И почувствовал, что «без печали» все-таки немножко обидно, тем более обидно, что Варвара начала говорить деловито и глаза ее смотрят спокойно:

– Думаю поехать за границу, пожить там до весны, полечиться и вообще привести себя в порядок. Я верю, что Дума создаст широкие возможности культурной работы. Не повысив уровня культуры народа, мы будем бесплодно тратить интеллектуальные силы – вот что внушил мне истекший год, и, прощая ему все ужасы, я благодарю его.

──── 191 ────

Самгин иронически отметил:

«Гладко говорит. Выучили, – глупее стала». Хотелось, чтоб ее речь, монотонная – точно осенний дождь, перестала звучать, но Варвара украшалась словами еще минут двадцать, и Самгин не поймал среди них ни одной мысли, которая не была бы знакома ему. Наконец она ушла, оставив на столе носовой платок, от которого исходил запах едких духов, а он отправился в кабинет разбирать книги, единственное богатство свое.
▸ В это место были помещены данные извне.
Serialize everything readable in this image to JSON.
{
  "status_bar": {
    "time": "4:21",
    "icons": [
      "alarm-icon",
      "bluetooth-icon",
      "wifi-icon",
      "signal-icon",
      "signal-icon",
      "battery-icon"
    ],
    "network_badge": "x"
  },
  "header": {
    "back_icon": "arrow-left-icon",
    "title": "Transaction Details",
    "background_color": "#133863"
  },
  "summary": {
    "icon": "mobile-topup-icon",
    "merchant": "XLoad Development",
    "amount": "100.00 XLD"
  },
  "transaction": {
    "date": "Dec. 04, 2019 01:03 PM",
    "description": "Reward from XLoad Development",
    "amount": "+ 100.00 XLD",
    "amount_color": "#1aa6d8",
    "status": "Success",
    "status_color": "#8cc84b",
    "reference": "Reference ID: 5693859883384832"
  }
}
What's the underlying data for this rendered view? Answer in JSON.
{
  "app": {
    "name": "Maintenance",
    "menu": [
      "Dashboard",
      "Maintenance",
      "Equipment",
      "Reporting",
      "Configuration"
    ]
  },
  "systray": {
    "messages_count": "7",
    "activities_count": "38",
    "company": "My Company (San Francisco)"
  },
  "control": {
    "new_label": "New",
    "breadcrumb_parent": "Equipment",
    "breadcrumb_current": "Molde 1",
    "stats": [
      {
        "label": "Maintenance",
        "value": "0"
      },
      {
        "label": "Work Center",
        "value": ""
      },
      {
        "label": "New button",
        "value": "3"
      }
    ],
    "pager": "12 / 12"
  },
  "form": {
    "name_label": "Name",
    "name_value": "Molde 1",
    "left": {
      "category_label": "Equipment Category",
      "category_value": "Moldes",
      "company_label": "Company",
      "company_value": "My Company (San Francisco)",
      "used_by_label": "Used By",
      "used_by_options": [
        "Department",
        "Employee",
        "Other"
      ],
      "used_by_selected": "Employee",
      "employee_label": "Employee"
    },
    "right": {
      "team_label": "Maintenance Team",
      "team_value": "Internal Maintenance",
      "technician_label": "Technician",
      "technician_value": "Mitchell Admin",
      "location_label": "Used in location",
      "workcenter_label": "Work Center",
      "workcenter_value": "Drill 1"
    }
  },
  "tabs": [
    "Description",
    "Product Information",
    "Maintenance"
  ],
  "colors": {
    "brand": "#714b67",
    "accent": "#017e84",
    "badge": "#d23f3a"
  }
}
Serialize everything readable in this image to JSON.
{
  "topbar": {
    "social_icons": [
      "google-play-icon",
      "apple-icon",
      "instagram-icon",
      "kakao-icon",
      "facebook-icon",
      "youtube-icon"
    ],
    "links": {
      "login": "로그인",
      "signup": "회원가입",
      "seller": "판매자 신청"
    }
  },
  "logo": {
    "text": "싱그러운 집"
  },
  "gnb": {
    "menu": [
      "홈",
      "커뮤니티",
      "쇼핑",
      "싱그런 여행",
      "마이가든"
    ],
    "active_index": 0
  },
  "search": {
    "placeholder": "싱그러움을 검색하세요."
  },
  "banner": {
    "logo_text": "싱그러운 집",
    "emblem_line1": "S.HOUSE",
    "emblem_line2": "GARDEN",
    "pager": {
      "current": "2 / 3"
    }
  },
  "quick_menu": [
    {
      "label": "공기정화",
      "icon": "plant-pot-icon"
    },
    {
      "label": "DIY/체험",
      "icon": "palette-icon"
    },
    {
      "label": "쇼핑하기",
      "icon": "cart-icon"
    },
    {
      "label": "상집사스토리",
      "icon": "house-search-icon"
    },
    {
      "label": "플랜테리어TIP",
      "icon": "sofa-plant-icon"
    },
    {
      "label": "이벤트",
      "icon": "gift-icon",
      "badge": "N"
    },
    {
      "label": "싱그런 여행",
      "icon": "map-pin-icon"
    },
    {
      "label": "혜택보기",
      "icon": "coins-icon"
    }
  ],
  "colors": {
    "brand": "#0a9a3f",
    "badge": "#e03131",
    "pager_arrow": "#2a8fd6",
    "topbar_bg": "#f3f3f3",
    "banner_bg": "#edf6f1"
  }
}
Нашел папку с коллекцией нелегальных открыток, эпиграмм, запрещенных цензурой стихов и, хмурясь, стал пересматривать эти бумажки. Неприятно было убедиться в том, как все они пресны, ничтожны и бездарны в сравнении с тем, что печатали сейчас юмористические журналы.

«Прошлое», – подумал он и, не прибавив «мое», стал разрывать на мелкие клочья памятники дешевого свободомыслия и юношеского своего увлечения.

Цесаревич Николай!
Если царствовать придется,
Так уж ты не забывай,
Что полиция дерется!

– читал Самгин и морщился, – теперь такие вещи – костюм настолько изношенный, что его даже нищему подарить было бы стыдно.

«Сотни людей увлекались этим», – попробовал он утешить себя, разрывая бумажки все более торопливо и мелко, а уничтожив эту связь свою с прошлым, ногою примял клочки бумаги в корзине и с удовольствием закурил папиросу.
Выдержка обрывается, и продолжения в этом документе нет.